As soon as one capillary vessel becomes entirely occluded, the neighboring ones become distended by a collateral hyperæmia, and the same process of cell-exudation or emigration begins; and thus the process goes on until all the capillaries supplied by a single arterial twig take part in the process, and one of the larger tubercles is thus formed by an almost innumerable number of smaller (submiliary) ones. It would seem to be quite probable that the trabeculum which Rindfleisch, Woodward, and Zeigler described, and which Cornil and Ranvier denied, consists of the remains of the connective-tissue fibres which originally existed between the capillaries successively attacked by the tubercular process.
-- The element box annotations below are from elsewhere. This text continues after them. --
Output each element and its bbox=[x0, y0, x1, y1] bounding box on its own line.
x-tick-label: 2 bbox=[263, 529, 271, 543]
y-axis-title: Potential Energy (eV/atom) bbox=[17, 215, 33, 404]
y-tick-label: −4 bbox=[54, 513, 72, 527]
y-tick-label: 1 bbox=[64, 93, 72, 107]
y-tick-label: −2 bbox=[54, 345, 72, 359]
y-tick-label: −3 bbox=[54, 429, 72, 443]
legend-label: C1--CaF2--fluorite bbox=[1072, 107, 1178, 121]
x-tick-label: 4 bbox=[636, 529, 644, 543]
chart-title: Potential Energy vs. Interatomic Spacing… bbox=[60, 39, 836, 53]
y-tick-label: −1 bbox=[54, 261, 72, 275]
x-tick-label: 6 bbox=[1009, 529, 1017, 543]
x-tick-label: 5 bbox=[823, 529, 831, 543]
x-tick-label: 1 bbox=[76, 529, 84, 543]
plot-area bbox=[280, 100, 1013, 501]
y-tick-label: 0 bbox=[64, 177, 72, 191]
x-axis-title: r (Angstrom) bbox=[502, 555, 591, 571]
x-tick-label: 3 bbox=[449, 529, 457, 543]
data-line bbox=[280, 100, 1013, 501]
In the lungs this process is usually complicated by a true catarrho-pneumonic inflammation. The tubercle deposited beneath the lining membrane of the air-sacs sets up inflammation in that membrane, giving rise to abundant proliferation of the endothelia as well as emigration of leucocytes, so that the air-sac becomes packed with cells which may finally undergo caseation, and then cannot be distinguished from the original tubercle which started the process. If the eruption of tubercles should be very abundant, life may be destroyed by the pneumonic process before caseation has even begun in the inflammatory products. We have quite recently observed a case of this kind. A man came to the city hospital (Baltimore, Md.) who presented all the rational and physical signs of tuberculosis of the lungs. After about three weeks, during which there was only moderate fever, no notable dulness, and only a few scattered crepitant râles, the temperature suddenly rose to 104° F.; dulness appeared first over the lower third of the right lung, which rapidly extended over that side, and subsequently to the left side, and the man speedily died, comatose and cyanotic. The autopsy showed the most extensive miliary tuberculosis we had ever seen in the human lung; but in addition to the tubercles, which were found in almost every lobule of the right lung, the air-sacs were almost universally filled with a soft, purulent-like matter which oozed from the cut surface, and which could be squeezed out in enormous quantities; myriads of Koch's bacilli were found. It was interesting to note that the apparent starting-point of this tuberculosis was two small cavities in the apex of the left lung surrounded by firmly-indurated walls. Neither of these cavities was larger than the kernel of an ordinary-sized almond, and, as the induration surrounding them did not extend to the surface of the lung, their existence was not recognized before death. The man gave a history of cough and fever, which had lasted several weeks, about three years before his admission to the hospital.